Wir helfen dort, wo es sofort nötig ist. Unbürokratisch und direkt.

Sauerstoff und medizinische Ausrüstung für Healthposts
Während der ersten Corona Welle haben wir bereits mehrere Health Posts und Krankenhäuser mit Schutzkleidung ausgestattet, während die Hilfe der Regierung nur schleppend voranging und manch entlegene Gebiete gar nicht erst erreichte. Die Lage in Nepal ist als äußerst ernst zu bewerten. Als Land mit einem sowieso schon fragilen Gesundheits- und Versorgungssystem, kann jede Unterstützung von Außen Leben retten. 

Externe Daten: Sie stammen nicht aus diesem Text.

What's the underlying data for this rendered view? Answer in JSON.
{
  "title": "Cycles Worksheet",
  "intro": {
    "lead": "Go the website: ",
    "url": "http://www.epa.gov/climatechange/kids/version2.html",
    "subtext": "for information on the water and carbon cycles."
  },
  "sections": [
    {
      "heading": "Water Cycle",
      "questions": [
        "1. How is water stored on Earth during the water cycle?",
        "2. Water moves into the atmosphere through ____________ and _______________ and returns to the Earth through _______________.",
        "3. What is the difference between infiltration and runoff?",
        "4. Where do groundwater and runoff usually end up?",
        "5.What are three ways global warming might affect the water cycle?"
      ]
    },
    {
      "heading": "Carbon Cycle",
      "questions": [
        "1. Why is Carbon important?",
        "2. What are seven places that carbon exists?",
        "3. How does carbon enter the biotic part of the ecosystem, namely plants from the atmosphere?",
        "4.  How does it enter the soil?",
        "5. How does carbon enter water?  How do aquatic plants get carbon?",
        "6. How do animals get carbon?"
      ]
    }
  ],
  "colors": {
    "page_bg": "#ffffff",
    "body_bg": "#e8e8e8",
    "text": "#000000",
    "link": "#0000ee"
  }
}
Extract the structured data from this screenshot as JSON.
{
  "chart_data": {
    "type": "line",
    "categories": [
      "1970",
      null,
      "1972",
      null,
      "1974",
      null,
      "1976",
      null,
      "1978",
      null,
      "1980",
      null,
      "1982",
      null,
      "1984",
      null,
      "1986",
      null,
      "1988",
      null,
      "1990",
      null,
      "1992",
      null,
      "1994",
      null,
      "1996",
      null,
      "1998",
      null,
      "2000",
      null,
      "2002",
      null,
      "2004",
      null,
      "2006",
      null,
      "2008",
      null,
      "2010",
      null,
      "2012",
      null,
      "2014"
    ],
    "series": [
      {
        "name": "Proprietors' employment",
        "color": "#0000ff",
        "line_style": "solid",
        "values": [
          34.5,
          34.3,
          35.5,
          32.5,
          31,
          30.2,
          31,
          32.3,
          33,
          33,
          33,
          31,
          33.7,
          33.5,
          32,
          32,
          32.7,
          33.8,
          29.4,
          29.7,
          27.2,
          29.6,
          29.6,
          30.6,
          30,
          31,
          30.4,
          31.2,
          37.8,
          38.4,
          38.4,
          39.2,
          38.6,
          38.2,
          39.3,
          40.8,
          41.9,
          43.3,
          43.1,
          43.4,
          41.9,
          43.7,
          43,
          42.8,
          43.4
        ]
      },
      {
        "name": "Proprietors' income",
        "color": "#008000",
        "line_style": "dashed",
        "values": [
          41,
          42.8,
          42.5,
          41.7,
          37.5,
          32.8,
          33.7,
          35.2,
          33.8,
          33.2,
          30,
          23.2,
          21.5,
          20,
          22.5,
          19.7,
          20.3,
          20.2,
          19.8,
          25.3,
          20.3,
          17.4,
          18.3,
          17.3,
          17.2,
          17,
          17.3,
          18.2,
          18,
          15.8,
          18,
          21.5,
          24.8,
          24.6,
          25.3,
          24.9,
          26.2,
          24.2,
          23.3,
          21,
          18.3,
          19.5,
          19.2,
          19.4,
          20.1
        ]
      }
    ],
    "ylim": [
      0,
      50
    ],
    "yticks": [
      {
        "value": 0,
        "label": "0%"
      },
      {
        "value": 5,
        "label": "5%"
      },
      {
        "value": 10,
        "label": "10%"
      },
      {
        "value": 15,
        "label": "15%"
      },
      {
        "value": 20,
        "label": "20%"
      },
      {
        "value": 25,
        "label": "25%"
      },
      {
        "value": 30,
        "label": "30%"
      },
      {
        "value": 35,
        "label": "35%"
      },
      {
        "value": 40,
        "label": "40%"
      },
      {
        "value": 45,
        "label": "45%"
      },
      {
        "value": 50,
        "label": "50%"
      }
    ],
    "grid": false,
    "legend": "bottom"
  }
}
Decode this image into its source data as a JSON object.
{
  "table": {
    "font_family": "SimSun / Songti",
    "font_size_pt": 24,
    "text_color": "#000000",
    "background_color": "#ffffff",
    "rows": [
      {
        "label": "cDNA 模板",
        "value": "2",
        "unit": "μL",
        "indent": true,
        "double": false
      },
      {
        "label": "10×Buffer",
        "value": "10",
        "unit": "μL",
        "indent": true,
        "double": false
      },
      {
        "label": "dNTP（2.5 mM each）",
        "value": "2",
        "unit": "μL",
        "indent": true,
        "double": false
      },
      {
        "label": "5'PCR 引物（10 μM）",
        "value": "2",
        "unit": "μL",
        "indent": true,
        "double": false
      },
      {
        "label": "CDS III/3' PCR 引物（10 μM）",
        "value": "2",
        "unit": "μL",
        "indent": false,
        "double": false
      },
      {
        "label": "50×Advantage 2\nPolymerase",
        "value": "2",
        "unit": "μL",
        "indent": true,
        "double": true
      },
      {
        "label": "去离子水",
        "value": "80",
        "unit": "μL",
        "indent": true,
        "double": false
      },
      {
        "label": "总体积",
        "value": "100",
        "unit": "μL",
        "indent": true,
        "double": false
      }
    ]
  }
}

Nahrungsknappheit in Nepal – unsere Hilfspakete für Familien
Für viele Nepalesen, besonders für die Tagelöhner, ist das Einkommen komplett weggefallen. Sie haben kein Geld, um sich und ihre Familien mit Nahrungsmitteln zu versorgen. Staatliche Hilfsprogramme kommen häufig nicht bei den Bedürftigen an und reichen nicht aus, um die Bevölkerung vor Hunger zu schützen.
Unsere langjährigen Partner in Nepal kaufen Lebensmittel ein, packen sie ab und verteilen sie dort, wo es dringend nötig ist. So stellen wir für Hunderte von Familien die Grundversorgung mit Reis, Linsen, Öl und Eiern sicher. 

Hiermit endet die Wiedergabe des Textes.